D. H. Lawrence’s The Rainbow: A Critique of Social Pornography
DOI:
https://doi.org/10.61841/rm662982Keywords:
Discourse, Lawrence, Narrative, Pornography, Projection, Social CorruptionAbstract
This paper tries to examine the depiction of social corruption in D. H. Lawrence’s The Rainbow (1915). The study will focus on the portrayal of the social perspective upon the issue of pornography and its literary manifestation in the selected novel. Pornography was a kind of social taboo in the first decades of the nineteenth century. That is, pornography, especially in England, was not accepted at all social scales.
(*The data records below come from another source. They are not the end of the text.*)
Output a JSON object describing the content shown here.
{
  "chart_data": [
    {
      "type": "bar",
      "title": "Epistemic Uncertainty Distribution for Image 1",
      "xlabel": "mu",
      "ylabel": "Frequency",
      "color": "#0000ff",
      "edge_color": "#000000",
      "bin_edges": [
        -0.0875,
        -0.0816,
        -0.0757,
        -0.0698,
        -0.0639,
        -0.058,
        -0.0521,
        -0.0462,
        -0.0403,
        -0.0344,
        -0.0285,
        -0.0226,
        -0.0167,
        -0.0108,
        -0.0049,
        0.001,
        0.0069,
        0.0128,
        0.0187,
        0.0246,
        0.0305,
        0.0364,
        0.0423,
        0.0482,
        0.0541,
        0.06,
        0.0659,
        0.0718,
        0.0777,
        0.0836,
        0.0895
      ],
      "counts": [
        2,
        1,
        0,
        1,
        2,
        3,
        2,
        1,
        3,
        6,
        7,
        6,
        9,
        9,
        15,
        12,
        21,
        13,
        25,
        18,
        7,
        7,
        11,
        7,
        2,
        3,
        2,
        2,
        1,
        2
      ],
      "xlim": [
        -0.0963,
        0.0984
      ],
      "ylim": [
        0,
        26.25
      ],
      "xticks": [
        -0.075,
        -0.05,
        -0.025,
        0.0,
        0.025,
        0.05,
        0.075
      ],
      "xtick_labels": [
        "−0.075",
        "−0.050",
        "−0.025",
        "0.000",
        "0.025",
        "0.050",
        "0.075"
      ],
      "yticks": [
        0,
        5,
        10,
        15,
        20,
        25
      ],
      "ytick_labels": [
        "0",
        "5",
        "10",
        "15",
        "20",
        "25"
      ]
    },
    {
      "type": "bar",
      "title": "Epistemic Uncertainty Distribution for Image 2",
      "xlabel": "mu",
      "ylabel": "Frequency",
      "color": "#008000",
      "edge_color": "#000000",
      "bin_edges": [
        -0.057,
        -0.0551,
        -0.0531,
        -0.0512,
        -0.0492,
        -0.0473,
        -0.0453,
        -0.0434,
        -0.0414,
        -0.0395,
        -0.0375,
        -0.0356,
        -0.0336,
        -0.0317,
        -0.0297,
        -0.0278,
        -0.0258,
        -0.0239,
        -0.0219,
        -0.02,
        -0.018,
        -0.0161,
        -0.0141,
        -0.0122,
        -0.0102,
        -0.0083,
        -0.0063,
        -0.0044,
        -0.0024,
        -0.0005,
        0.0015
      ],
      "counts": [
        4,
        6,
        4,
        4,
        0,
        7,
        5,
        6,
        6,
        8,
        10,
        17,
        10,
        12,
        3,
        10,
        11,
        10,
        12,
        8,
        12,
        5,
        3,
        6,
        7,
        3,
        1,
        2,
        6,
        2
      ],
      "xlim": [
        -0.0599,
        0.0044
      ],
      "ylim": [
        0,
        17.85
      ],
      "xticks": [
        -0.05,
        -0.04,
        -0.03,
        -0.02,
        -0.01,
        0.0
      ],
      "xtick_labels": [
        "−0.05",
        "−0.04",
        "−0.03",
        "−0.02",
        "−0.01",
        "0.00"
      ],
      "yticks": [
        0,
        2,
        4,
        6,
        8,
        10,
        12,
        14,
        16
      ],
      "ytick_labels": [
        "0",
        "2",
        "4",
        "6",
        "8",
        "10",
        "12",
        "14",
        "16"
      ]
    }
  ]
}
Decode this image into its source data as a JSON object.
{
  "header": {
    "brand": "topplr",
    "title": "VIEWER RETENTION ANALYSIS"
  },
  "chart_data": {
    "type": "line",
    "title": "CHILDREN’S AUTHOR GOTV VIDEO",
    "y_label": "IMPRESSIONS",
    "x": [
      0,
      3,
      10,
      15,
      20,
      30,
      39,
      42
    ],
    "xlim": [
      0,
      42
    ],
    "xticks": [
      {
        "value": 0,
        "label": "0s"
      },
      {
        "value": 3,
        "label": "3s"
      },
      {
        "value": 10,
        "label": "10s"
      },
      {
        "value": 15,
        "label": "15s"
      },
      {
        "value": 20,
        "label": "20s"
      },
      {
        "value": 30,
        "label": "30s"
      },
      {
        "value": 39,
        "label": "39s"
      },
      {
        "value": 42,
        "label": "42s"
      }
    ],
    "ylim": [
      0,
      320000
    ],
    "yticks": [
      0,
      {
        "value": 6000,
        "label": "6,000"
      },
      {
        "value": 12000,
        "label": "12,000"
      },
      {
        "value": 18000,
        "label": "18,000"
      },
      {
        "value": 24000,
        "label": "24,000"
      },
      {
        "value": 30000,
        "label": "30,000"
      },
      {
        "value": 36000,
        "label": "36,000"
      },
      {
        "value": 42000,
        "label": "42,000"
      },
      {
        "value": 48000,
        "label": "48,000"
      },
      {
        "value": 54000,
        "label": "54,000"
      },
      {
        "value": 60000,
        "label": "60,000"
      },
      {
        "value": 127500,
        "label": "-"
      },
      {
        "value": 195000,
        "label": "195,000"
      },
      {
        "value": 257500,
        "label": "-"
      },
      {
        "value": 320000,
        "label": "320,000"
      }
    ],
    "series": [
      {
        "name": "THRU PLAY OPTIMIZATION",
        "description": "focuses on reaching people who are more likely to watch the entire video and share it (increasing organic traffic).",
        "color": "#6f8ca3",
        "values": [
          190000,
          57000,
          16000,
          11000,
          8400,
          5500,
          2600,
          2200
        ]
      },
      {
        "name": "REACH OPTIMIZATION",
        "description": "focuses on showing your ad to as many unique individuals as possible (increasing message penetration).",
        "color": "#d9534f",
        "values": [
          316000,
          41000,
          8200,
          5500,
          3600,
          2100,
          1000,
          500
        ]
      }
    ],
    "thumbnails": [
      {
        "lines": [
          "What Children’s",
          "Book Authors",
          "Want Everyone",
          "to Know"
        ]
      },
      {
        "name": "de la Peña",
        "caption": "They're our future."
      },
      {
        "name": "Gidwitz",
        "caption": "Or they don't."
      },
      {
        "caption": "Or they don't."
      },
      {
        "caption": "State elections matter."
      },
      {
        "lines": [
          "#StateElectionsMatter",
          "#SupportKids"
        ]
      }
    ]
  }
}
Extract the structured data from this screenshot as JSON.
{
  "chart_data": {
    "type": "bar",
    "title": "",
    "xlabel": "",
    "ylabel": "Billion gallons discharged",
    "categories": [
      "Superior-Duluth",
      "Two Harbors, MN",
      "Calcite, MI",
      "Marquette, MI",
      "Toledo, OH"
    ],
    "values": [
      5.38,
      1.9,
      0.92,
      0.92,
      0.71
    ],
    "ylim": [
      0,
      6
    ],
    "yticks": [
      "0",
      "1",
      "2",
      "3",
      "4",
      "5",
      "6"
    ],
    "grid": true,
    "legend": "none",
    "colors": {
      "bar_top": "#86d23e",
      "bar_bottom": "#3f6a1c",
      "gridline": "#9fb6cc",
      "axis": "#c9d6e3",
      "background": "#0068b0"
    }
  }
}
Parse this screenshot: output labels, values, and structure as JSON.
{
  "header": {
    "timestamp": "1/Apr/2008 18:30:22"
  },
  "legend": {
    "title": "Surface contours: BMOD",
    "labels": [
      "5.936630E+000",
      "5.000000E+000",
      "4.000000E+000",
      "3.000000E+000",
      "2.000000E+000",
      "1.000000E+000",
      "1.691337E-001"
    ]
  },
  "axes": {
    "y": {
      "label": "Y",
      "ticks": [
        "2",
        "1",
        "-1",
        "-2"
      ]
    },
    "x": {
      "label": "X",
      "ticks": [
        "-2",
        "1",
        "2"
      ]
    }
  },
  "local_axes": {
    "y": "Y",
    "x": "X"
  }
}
Yet, it began to occupy the social circumferences by the advent of the twentieth century, the social attitudes towards pornography drastically changed. People began to be accustomed to the flagrant pornographic issues at the time. Consequently, people resented this kind of pornographic attitude. They reacted to its spread in the society in different ways. Lawrence, therefore, uses his novel as a means of critiquing the reality of pornography. In so doing, he attempts to amend such social flaw in the course of his fictional depiction. The study will apply a narrative theory to explore the realistic insights in Lawrence’s fictional plot. Therefore, Patrick O’Neill’s concept of projection will be applied to identify this reality.